In the early days of the Trump presidency, there was speculation that the office and the dedicated professionals that surrounded Trump would change him. This was not only a misreading of Trump, but it also turned out to be a misreading of how much power the US system has invested in a single person.

A series of books have chronicled the chaos inside the White House and offered revelations about the president’s self-serving behavior. In The Dangerous Case of Donald Trump, mental health experts explain that stability is nearly impossible to achieve when control is handed to a person ruled by self-interest.  

Over the course of the past four years, journalists, confronted with Trump’s outrageous comments, have often chosen to not take him literally, and have searched instead for a hidden political strategy or a motivating policy preference. Analysts have seriously considered whether his madman approach to international affairs was a brilliant tactic, or whether Trump, unsullied by expertise, could see things that the foreign policy establishment could not.

US President Donald Trump (L) views the aftermath of civil unrest in Kenosha, Wisconsin, 1 September 2020 (Mandel Ngan/AFP via Getty Images)

When things have gone well during the Trump administration, there has been an understandable tendency to interpret the outcome as a sign of improvement, that perhaps there are better days ahead with this president.
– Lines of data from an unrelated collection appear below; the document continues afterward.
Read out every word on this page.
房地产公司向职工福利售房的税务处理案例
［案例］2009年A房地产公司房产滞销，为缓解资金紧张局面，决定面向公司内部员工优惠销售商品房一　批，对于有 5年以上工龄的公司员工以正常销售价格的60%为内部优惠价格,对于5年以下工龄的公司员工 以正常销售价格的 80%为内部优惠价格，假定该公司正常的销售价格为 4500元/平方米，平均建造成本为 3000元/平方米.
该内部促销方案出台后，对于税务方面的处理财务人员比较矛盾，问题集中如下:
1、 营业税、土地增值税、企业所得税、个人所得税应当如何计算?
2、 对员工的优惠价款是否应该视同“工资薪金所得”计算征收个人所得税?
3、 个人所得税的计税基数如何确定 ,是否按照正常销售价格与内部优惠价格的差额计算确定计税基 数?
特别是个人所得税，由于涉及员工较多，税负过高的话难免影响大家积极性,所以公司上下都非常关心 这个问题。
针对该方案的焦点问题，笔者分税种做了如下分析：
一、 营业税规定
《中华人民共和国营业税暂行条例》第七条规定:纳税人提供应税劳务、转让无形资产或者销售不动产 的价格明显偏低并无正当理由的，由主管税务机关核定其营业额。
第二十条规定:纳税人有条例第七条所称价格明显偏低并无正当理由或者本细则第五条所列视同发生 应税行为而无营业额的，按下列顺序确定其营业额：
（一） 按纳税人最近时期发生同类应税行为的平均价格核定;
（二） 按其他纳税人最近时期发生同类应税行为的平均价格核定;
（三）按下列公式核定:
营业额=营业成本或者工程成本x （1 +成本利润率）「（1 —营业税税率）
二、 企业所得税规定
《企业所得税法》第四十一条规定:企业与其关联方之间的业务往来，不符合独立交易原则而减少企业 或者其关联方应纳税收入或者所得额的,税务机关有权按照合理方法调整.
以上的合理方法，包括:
But if Americans had properly understood Trump’s words and actions as simply focused on pumping up his ego in the present moment, they would have also known that every once in a while, his self-interest temporarily aligns with the national interest. This is a coincidence, nothing more. 

Trump’s well-documented history of xenophobia, racism and sexism means that during his presidency many women, people of colour, immigrants and non-Christians in America have felt physically less safe. His impact on the mental health of the nation has been much broader. An updated version of The Dangerous Case of Donald Trump from March 2019 includes a new section focused on “Trump anxiety disorder”, which psychologists identify as widespread in the general public.  

Trump in the White House has kept many Americans in a state of crisis because he floods the media environment with reasons to be outraged and afraid.

Relative to other modern-day presidents, Trump is uniquely unqualified to fulfill the duties of the presidency. The possibility that Trump’s inexperience and recklessness would lead, in the worst case, to a nuclear war was an entirely rational fear for Americans as well as for people throughout the world. The damage wrought by Trump’s disrespect for democratic institutions and norms has led to serious questions about the longevity of American democracy.

Trump in the White House has kept many Americans in a state of crisis because he floods the media environment with reasons to be outraged and afraid. It’s not clear how much of the muck that he has called up will stay in the body politic, but context is important. The threat Trump poses diminishes significantly if his words and actions are no longer coming from the office of the president.

Mental health experts point to the importance of having the space and time to sift through an experience and find the words to make sense of it. If Trump loses, there will be more of that time and space, and concerned Americans and allies around the world will begin to feel better. At this point, a democratic renewal project enters the realm of the possible.

In These Truths, a comprehensive review of Americans’ historical struggle to live up to the nation’s founding ideals, historian Jill Lepore concludes that this struggle is eternal. That’s fine – so long as the Trump presidency is not.